At the same time, state rulemaking on programs such as cap‑and‑invest is already in motion and deeply technical, and the Legislative Analyst’s Office has noted that changes to those programs can ripple through both consumer prices and state revenues. The LAO provides the kind of detailed fiscal and policy backdrop that regulators and lawmakers are now weighing behind the scenes.

Pushback And Political Hurdles

Democratic legislators, environmental groups and many climate advocates argue that sweeping rollbacks of mandates and subsidies could undercut California’s long‑term emission‑reduction goals, and they say any such effort would trigger intense legal and legislative fights at the Capitol. News coverage has also underscored the statutory independence of heavyweight agencies like the California Air Resources Board and the California Public Utilities Commission, and observers say those structures are designed to make rapid, across‑the‑board change difficult.

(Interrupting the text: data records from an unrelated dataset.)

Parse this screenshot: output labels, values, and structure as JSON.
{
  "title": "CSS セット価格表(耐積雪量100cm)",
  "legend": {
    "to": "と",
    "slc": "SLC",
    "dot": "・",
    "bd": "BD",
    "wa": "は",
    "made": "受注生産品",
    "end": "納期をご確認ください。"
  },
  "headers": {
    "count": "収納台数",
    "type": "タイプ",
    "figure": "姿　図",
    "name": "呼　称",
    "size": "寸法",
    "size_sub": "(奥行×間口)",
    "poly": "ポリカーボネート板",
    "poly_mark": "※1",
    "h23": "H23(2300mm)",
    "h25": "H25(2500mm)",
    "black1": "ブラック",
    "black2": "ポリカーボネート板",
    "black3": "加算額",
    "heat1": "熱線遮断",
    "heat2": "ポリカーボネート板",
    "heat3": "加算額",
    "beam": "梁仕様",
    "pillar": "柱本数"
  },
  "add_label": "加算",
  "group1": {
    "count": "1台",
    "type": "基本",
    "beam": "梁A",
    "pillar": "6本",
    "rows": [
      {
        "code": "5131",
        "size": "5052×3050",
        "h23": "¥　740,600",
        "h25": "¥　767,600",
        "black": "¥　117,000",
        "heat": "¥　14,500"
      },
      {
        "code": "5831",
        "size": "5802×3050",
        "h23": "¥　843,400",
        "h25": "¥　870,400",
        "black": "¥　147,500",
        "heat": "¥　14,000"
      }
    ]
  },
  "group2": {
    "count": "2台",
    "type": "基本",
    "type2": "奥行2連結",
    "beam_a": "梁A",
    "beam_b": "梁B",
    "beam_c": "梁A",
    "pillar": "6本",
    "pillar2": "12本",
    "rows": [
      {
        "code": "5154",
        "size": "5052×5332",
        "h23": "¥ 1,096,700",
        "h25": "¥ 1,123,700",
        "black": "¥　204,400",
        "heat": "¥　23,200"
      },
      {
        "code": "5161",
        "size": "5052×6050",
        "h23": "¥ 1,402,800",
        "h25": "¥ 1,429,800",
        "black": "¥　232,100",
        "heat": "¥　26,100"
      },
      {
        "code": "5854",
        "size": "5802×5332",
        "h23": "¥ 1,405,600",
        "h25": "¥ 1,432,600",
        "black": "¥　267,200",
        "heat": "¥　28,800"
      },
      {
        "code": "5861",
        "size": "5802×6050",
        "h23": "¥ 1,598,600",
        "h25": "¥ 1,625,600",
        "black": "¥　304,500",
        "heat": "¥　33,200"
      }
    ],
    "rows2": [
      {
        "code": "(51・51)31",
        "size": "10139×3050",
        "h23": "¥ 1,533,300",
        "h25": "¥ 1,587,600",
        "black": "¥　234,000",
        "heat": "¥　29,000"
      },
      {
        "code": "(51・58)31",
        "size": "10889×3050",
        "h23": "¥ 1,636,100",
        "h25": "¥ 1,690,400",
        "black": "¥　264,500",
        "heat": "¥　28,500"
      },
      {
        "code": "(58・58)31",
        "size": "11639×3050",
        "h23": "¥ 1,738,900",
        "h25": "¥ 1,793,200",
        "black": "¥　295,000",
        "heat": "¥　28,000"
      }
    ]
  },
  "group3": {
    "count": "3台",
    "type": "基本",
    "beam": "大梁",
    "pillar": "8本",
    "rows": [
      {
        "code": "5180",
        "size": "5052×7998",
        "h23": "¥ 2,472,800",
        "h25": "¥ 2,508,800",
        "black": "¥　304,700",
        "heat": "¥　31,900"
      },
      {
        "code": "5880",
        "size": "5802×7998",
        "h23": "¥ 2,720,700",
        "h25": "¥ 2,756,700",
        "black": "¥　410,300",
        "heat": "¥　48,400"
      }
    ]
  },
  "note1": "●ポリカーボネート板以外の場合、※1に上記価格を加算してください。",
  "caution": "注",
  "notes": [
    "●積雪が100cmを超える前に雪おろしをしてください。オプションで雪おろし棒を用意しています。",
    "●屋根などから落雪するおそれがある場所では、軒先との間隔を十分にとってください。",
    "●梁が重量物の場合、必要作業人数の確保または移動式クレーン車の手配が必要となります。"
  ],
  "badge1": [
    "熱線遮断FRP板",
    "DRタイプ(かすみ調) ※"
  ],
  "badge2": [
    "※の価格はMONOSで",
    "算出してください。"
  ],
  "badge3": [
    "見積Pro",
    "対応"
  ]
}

The Los Angeles Times and The Guardian have both highlighted how any Republican “revolution” at the top would run into entrenched Democratic power and a dense web of existing climate and energy laws.

How This Could Play Out

Even if a new governor tried to swiftly install new leadership at key agencies, many of the policies Hilton is targeting are locked into statute or embedded in ongoing rulemakings that can take months or years to unwind. Major reversals would almost certainly draw court challenges. Policy analysts point out that program timelines, carbon auction schedules and legislative budget decisions all create practical speed limits on how fast an incoming administration could redirect state energy policy.

The Legislative Analyst’s Office has noted that those technical and budgetary calendars would shape any attempted pivot on cap‑and‑invest and related programs, making sudden course corrections unlikely. The LAO

For now, Hilton’s energy pitch moves into the hands of voters as part of his broader affordability push on housing, taxes and utility costs. Whether the promise of smaller electric bills through a regulator shakeup resonates strongly enough to carry him through the June primary will be an early test of how much appetite Californians have for this kind of disruption in Sacramento.